Hu M, Zong X, Zheng J, Mann J J, Li Z, Pantazatos S P, Li Y, Liao Y, He Y, Zhou J, Sang D, Zhao H, Tang J, Chen H, Lv L, Chen X
Mental Health Institute of the Second Xiangya Hospital,Central South University,139 Middle Renmin Road,Changsha,Hunan 410011,People's Republic of China.
Key Laboratory for NeuroInformation of the Ministry of Education,School of Life Science and Technology,University of Electronic Science and Technology of China,Chengdu 610054,People's Republic of China.

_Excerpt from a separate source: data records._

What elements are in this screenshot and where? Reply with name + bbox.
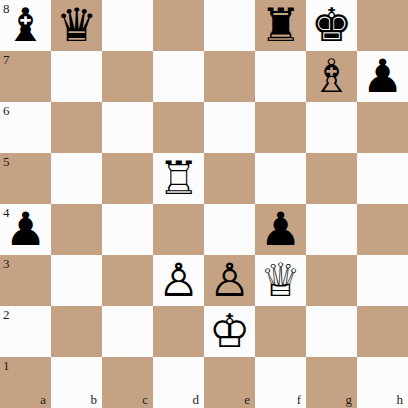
file-label-d: d <box>193 393 200 406</box>
square-c4[interactable] <box>102 204 153 255</box>
square-a6[interactable]: 6 <box>0 102 51 153</box>
file-label-e: e <box>244 393 250 406</box>
square-h3[interactable] <box>357 255 408 306</box>
rank-label-7: 7 <box>3 53 10 66</box>
square-h6[interactable] <box>357 102 408 153</box>
square-h8[interactable] <box>357 0 408 51</box>
square-d4[interactable] <box>153 204 204 255</box>
piece-white-pawn[interactable]: ♙ <box>209 255 250 306</box>
square-d2[interactable] <box>153 306 204 357</box>
square-c6[interactable] <box>102 102 153 153</box>
square-a4[interactable]: 4♟ <box>0 204 51 255</box>
square-a2[interactable]: 2 <box>0 306 51 357</box>
square-f8[interactable]: ♜ <box>255 0 306 51</box>
square-g7[interactable]: ♗ <box>306 51 357 102</box>
piece-black-bishop[interactable]: ♝ <box>5 0 46 51</box>
piece-black-rook[interactable]: ♜ <box>260 0 301 51</box>
square-f3[interactable]: ♕ <box>255 255 306 306</box>
piece-white-bishop[interactable]: ♗ <box>311 51 352 102</box>
square-e6[interactable] <box>204 102 255 153</box>
square-g6[interactable] <box>306 102 357 153</box>
square-f7[interactable] <box>255 51 306 102</box>
square-c7[interactable] <box>102 51 153 102</box>
square-h2[interactable] <box>357 306 408 357</box>
square-g3[interactable] <box>306 255 357 306</box>
file-label-c: c <box>142 393 148 406</box>
file-label-f: f <box>297 393 301 406</box>
rank-label-5: 5 <box>3 155 10 168</box>
square-d7[interactable] <box>153 51 204 102</box>
piece-black-pawn[interactable]: ♟ <box>362 51 403 102</box>
square-c2[interactable] <box>102 306 153 357</box>
piece-black-pawn[interactable]: ♟ <box>5 204 46 255</box>
square-e3[interactable]: ♙ <box>204 255 255 306</box>
chess-board: 8♝♛♜♚7♗♟65♖4♟♟3♙♙♕2♔1abcdefgh <box>0 0 408 408</box>
square-h1[interactable]: h <box>357 357 408 408</box>
piece-white-rook[interactable]: ♖ <box>158 153 199 204</box>
square-g2[interactable] <box>306 306 357 357</box>
square-c1[interactable]: c <box>102 357 153 408</box>
square-f4[interactable]: ♟ <box>255 204 306 255</box>
square-b5[interactable] <box>51 153 102 204</box>
square-d6[interactable] <box>153 102 204 153</box>
rank-label-2: 2 <box>3 308 10 321</box>
square-e5[interactable] <box>204 153 255 204</box>
square-e4[interactable] <box>204 204 255 255</box>
square-b1[interactable]: b <box>51 357 102 408</box>
square-a5[interactable]: 5 <box>0 153 51 204</box>
square-b6[interactable] <box>51 102 102 153</box>
file-label-a: a <box>40 393 46 406</box>
square-g8[interactable]: ♚ <box>306 0 357 51</box>
square-b7[interactable] <box>51 51 102 102</box>
piece-white-king[interactable]: ♔ <box>209 306 250 357</box>
square-h7[interactable]: ♟ <box>357 51 408 102</box>
file-label-h: h <box>397 393 404 406</box>
square-b4[interactable] <box>51 204 102 255</box>
square-e8[interactable] <box>204 0 255 51</box>
square-d5[interactable]: ♖ <box>153 153 204 204</box>
square-c8[interactable] <box>102 0 153 51</box>
file-label-b: b <box>91 393 98 406</box>
square-f5[interactable] <box>255 153 306 204</box>
rank-label-3: 3 <box>3 257 10 270</box>
piece-white-pawn[interactable]: ♙ <box>158 255 199 306</box>
square-d1[interactable]: d <box>153 357 204 408</box>
square-f1[interactable]: f <box>255 357 306 408</box>
square-a1[interactable]: 1a <box>0 357 51 408</box>
piece-black-queen[interactable]: ♛ <box>56 0 97 51</box>
square-f2[interactable] <box>255 306 306 357</box>
rank-label-6: 6 <box>3 104 10 117</box>
square-b2[interactable] <box>51 306 102 357</box>
square-d3[interactable]: ♙ <box>153 255 204 306</box>
square-h4[interactable] <box>357 204 408 255</box>
square-f6[interactable] <box>255 102 306 153</box>
piece-black-king[interactable]: ♚ <box>311 0 352 51</box>
square-a7[interactable]: 7 <box>0 51 51 102</box>
square-e7[interactable] <box>204 51 255 102</box>
square-c5[interactable] <box>102 153 153 204</box>
square-g1[interactable]: g <box>306 357 357 408</box>
square-g4[interactable] <box>306 204 357 255</box>
file-label-g: g <box>346 393 353 406</box>
square-b8[interactable]: ♛ <box>51 0 102 51</box>
square-a8[interactable]: 8♝ <box>0 0 51 51</box>
square-d8[interactable] <box>153 0 204 51</box>
square-e2[interactable]: ♔ <box>204 306 255 357</box>
square-c3[interactable] <box>102 255 153 306</box>
square-h5[interactable] <box>357 153 408 204</box>
square-e1[interactable]: e <box>204 357 255 408</box>
square-a3[interactable]: 3 <box>0 255 51 306</box>
piece-white-queen[interactable]: ♕ <box>260 255 301 306</box>
square-b3[interactable] <box>51 255 102 306</box>
piece-black-pawn[interactable]: ♟ <box>260 204 301 255</box>
square-g5[interactable] <box>306 153 357 204</box>
rank-label-1: 1 <box>3 359 10 372</box>
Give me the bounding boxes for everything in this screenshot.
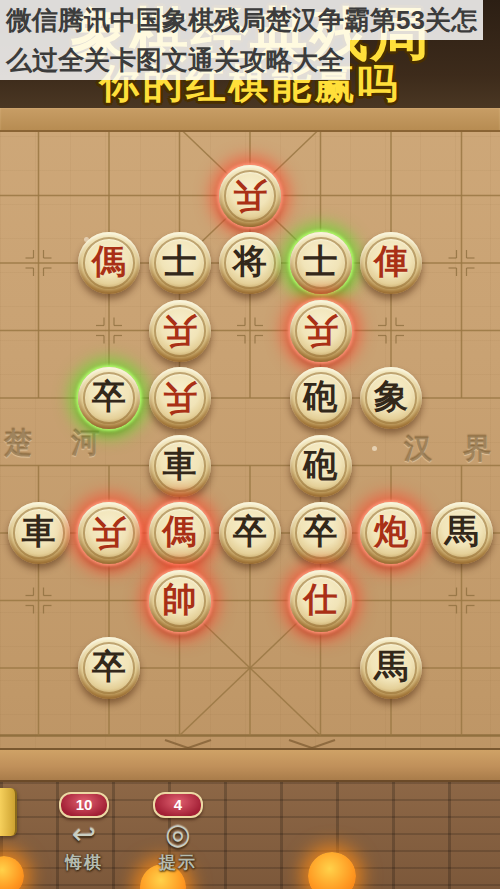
bottom-beam [0,748,500,782]
undo-count-badge: 10 [59,792,109,818]
black-horse-glyph: 馬 [374,650,408,684]
page-title: 微信腾讯中国象棋残局楚汉争霸第53关怎 么过全关卡图文通关攻略大全 [0,0,483,80]
red-chariot-glyph: 俥 [374,245,408,279]
red-soldier-glyph: 兵 [163,381,197,415]
piece-black-soldier[interactable]: 卒 [219,502,281,564]
piece-black-soldier[interactable]: 卒 [78,367,140,429]
undo-button-label: 悔棋 [48,851,120,874]
black-soldier-glyph: 卒 [92,650,126,684]
piece-black-advisor[interactable]: 士 [290,232,352,294]
piece-black-advisor[interactable]: 士 [149,232,211,294]
piece-red-chariot[interactable]: 俥 [360,232,422,294]
river-label-han: 汉 界 [404,430,500,468]
sparkle [372,446,377,451]
red-soldier-glyph: 兵 [304,314,338,348]
piece-red-soldier[interactable]: 兵 [219,165,281,227]
red-horse-glyph: 傌 [163,515,197,549]
piece-black-soldier[interactable]: 卒 [78,637,140,699]
piece-red-cannon[interactable]: 炮 [360,502,422,564]
undo-icon: ↩ [48,818,120,851]
red-soldier-glyph: 兵 [233,179,267,213]
black-cannon-glyph: 砲 [304,380,338,414]
undo-button[interactable]: 10 ↩ 悔棋 [48,792,120,874]
black-soldier-glyph: 卒 [92,380,126,414]
black-horse-glyph: 馬 [445,515,479,549]
piece-black-horse[interactable]: 馬 [360,637,422,699]
page-title-line-1: 微信腾讯中国象棋残局楚汉争霸第53关怎 [0,0,483,40]
gold-panel-edge [0,788,17,836]
piece-red-soldier[interactable]: 兵 [149,300,211,362]
piece-red-horse[interactable]: 傌 [149,502,211,564]
piece-red-soldier[interactable]: 兵 [149,367,211,429]
piece-red-advisor[interactable]: 仕 [290,570,352,632]
red-general-glyph: 帥 [163,583,197,617]
hint-button-label: 提示 [142,851,214,874]
red-soldier-glyph: 兵 [92,516,126,550]
piece-black-soldier[interactable]: 卒 [290,502,352,564]
hint-icon: ◎ [142,818,214,851]
page-title-line-2: 么过全关卡图文通关攻略大全 [0,40,350,80]
black-advisor-glyph: 士 [163,245,197,279]
hint-button[interactable]: 4 ◎ 提示 [142,792,214,874]
piece-black-chariot[interactable]: 車 [8,502,70,564]
piece-black-elephant[interactable]: 象 [360,367,422,429]
screenshot-root: 楚 河 汉 界 兵傌士将士俥兵兵卒兵砲象車砲車兵傌卒卒炮馬帥仕卒馬 象棋经典残局… [0,0,500,889]
red-horse-glyph: 傌 [92,245,126,279]
piece-red-soldier[interactable]: 兵 [290,300,352,362]
black-chariot-glyph: 車 [163,448,197,482]
black-soldier-glyph: 卒 [233,515,267,549]
hint-count-badge: 4 [153,792,203,818]
black-advisor-glyph: 士 [304,245,338,279]
piece-red-horse[interactable]: 傌 [78,232,140,294]
red-soldier-glyph: 兵 [163,314,197,348]
red-advisor-glyph: 仕 [304,583,338,617]
black-general-glyph: 将 [233,245,267,279]
black-chariot-glyph: 車 [22,515,56,549]
piece-black-chariot[interactable]: 車 [149,435,211,497]
piece-black-horse[interactable]: 馬 [431,502,493,564]
piece-red-general[interactable]: 帥 [149,570,211,632]
black-elephant-glyph: 象 [374,380,408,414]
red-cannon-glyph: 炮 [374,515,408,549]
river-label-chu: 楚 河 [4,424,115,462]
piece-red-soldier[interactable]: 兵 [78,502,140,564]
black-soldier-glyph: 卒 [304,515,338,549]
black-cannon-glyph: 砲 [304,448,338,482]
piece-black-general[interactable]: 将 [219,232,281,294]
piece-black-cannon[interactable]: 砲 [290,367,352,429]
piece-black-cannon[interactable]: 砲 [290,435,352,497]
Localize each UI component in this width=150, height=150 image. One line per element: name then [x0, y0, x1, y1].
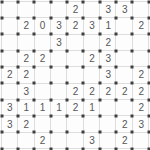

Psychol Med. 2016 Sep;46(12):2549-60. doi: 10.1017/S0033291716001380. Epub 2016 Jun 24.
It remains unclear whether the topological deficits of the white matter network documented in cross-sectional studies of chronic schizophrenia patients are due to chronic illness or to other factors such as antipsychotic treatment effects. To answer this question, we evaluated the white matter network in medication-naive first-episode schizophrenia patients (FESP) before and after a course of treatment.
We performed a longitudinal diffusion tensor imaging study in 42 drug-naive FESP at baseline and then after 8 weeks of risperidone monotherapy, and compared them with 38 healthy volunteers. Graph theory was utilized to calculate the topological characteristics of brain anatomical network. Patients' clinical state was evaluated using the Positive and Negative Syndrome Scale (PANSS) before and after treatment.
Pretreatment, patients had relatively intact overall topological organizations, and deficient nodal topological properties primarily in prefrontal gyrus and limbic system components such as the bilateral anterior and posterior cingulate. Treatment with risperidone normalized topological parameters in the limbic system, and the enhancement positively correlated with the reduction in PANSS-positive symptoms. Prefrontal topological impairments persisted following treatment and negative symptoms did not improve.
During the early phase of antipsychotic medication treatment there are region-specific alterations in white matter topological measures. Limbic white matter topological dysfunction improves with positive symptom reduction. Prefrontal deficits and negative symptoms are unresponsive to medication intervention, and prefrontal deficits are potential trait biomarkers and targets for negative symptom treatment development.
在慢性精神分裂症患者的横断面研究中记录的白质网络拓扑缺陷是由于慢性疾病还是其他因素(如抗精神病药物治疗效果)所致,目前尚不清楚。为了回答这个问题,我们评估了未用药的首发精神分裂症患者(FESP)在一个疗程治疗前后的白质网络。
我们对42名未用药的FESP患者在基线时以及接受8周利培酮单药治疗后进行了纵向扩散张量成像研究,并将他们与38名健康志愿者进行比较。利用图论计算脑解剖网络的拓扑特征。在治疗前后使用阳性和阴性症状量表(PANSS)评估患者的临床状态。
治疗前,患者总体拓扑结构相对完整,主要在额叶回和边缘系统成分(如双侧前扣带回和后扣带回)存在节点拓扑特性缺陷。利培酮治疗使边缘系统的拓扑参数正常化,且这种增强与PANSS阳性症状的减轻呈正相关。治疗后额叶拓扑损伤持续存在,阴性症状未改善。
在抗精神病药物治疗的早期阶段,白质拓扑测量存在区域特异性改变。边缘白质拓扑功能障碍随阳性症状减轻而改善。额叶缺陷和阴性症状对药物干预无反应,额叶缺陷是阴性症状治疗发展的潜在特质生物标志物和靶点。